Channel two of a Tektronix TDS-2002 oscilloscope was then moved to the output of the voltage follower stage in the demodulator (LM324 pin 8) and the IR LED on the beacon was uncovered. letting some of the light from the LED fall on the photo diode connected to the demodulator. Photo 1 and Photo 2 show what the signals looked like.
To appreciate the basics of lock-in amplifiers, please read the article, Digital Lock-in Milliohmmeter. The article explains and illustrates the concepts in some detail. The Lock-in Milliohmmeter described in the article uses a 1 kHz square wave which is generated by the microcontroller, converted to a current waveform, and then measured through the process of synchronous demodulation. Another article about the same synchronous demodulator,
Experimental 1 kHz Synchronous Demodulator, examines the sensitivity of the demodulator and its ability to measure very small signals in spite of the circuit relying on a quad op-amp that is not known for its low noise performance or exceptional DC stability.
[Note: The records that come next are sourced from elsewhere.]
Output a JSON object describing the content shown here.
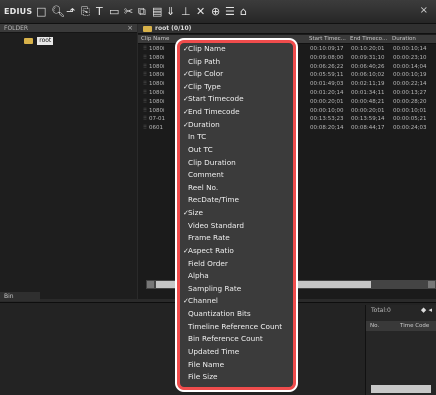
{
  "toolbar": {
    "brand": "EDIUS",
    "icons": [
      "folder-up-icon",
      "search-icon",
      "up-arrow-icon",
      "import-icon",
      "title-icon",
      "monitor-icon",
      "cut-icon",
      "copy-icon",
      "paste-icon",
      "add-to-timeline-icon",
      "insert-icon",
      "delete-icon",
      "properties-icon",
      "view-icon",
      "folder-icon"
    ],
    "close": "×"
  },
  "folder_panel": {
    "header": "FOLDER",
    "close": "×",
    "root_label": "root"
  },
  "clip_panel": {
    "path": "root (0/10)",
    "columns": [
      "Clip Name",
      "Start Timec...",
      "End Timeco...",
      "Duration"
    ],
    "rows": [
      {
        "name": "1080i",
        "start": "00:10:09;17",
        "end": "00:10:20;01",
        "dur": "00:00:10;14"
      },
      {
        "name": "1080i",
        "start": "00:09:08;00",
        "end": "00:09:31;10",
        "dur": "00:00:23;10"
      },
      {
        "name": "1080i",
        "start": "00:06:26;22",
        "end": "00:06:40;26",
        "dur": "00:00:14;04"
      },
      {
        "name": "1080i",
        "start": "00:05:59;11",
        "end": "00:06:10;02",
        "dur": "00:00:10;19"
      },
      {
        "name": "1080i",
        "start": "00:01:49;03",
        "end": "00:02:11;19",
        "dur": "00:00:22;14"
      },
      {
        "name": "1080i",
        "start": "00:01:20;14",
        "end": "00:01:34;11",
        "dur": "00:00:13;27"
      },
      {
        "name": "1080i",
        "start": "00:00:20;01",
        "end": "00:00:48;21",
        "dur": "00:00:28;20"
      },
      {
        "name": "1080i",
        "start": "00:00:10;00",
        "end": "00:00:20;01",
        "dur": "00:00:10;01"
      },
      {
        "name": "07-01",
        "start": "00:13:53;23",
        "end": "00:13:59;14",
        "dur": "00:00:05;21"
      },
      {
        "name": "0601",
        "start": "00:08:20;14",
        "end": "00:08:44;17",
        "dur": "00:00:24;03"
      }
    ]
  },
  "bin_tab": "Bin",
  "marker_panel": {
    "total": "Total:0",
    "arrows": "◆ ◂",
    "col_no": "No.",
    "col_timecode": "Time Code"
  },
  "context_menu": {
    "items": [
      {
        "label": "Clip Name",
        "checked": true
      },
      {
        "label": "Clip Path",
        "checked": false
      },
      {
        "label": "Clip Color",
        "checked": true
      },
      {
        "label": "Clip Type",
        "checked": true
      },
      {
        "label": "Start Timecode",
        "checked": true
      },
      {
        "label": "End Timecode",
        "checked": true
      },
      {
        "label": "Duration",
        "checked": true
      },
      {
        "label": "In TC",
        "checked": false
      },
      {
        "label": "Out TC",
        "checked": false
      },
      {
        "label": "Clip Duration",
        "checked": false
      },
      {
        "label": "Comment",
        "checked": false
      },
      {
        "label": "Reel No.",
        "checked": false
      },
      {
        "label": "RecDate/Time",
        "checked": false
      },
      {
        "label": "Size",
        "checked": true
      },
      {
        "label": "Video Standard",
        "checked": false
      },
      {
        "label": "Frame Rate",
        "checked": false
      },
      {
        "label": "Aspect Ratio",
        "checked": true
      },
      {
        "label": "Field Order",
        "checked": false
      },
      {
        "label": "Alpha",
        "checked": false
      },
      {
        "label": "Sampling Rate",
        "checked": false
      },
      {
        "label": "Channel",
        "checked": true
      },
      {
        "label": "Quantization Bits",
        "checked": false
      },
      {
        "label": "Timeline Reference Count",
        "checked": false
      },
      {
        "label": "Bin Reference Count",
        "checked": false
      },
      {
        "label": "Updated Time",
        "checked": false
      },
      {
        "label": "File Name",
        "checked": false
      },
      {
        "label": "File Size",
        "checked": false
      }
    ]
  },
  "colors": {
    "highlight_border": "#f04c4c",
    "menu_bg": "#3b3b3b",
    "folder": "#d8b24a"
  }
}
The main problem with using a simple square wave for low level measurements is that they are susceptible to noise, especially at the signal frequency and its odd harmonics. One solution to this susceptibility is to transmit and demodulate with a signal that is made of many different frequencies, one that effectively looks like random noise, but isn’t really random. This signal is referred to as pseudo noise, or PN, in many signal processing articles. Figure 3 and Figure 4 show the 7 bit pseudo random sequence used in this series of experiments. This 7 bit sequence is the 7 bit Barker code. All versions of a particular Barker codes that are inverted and/or shifted in time are the same Barker code.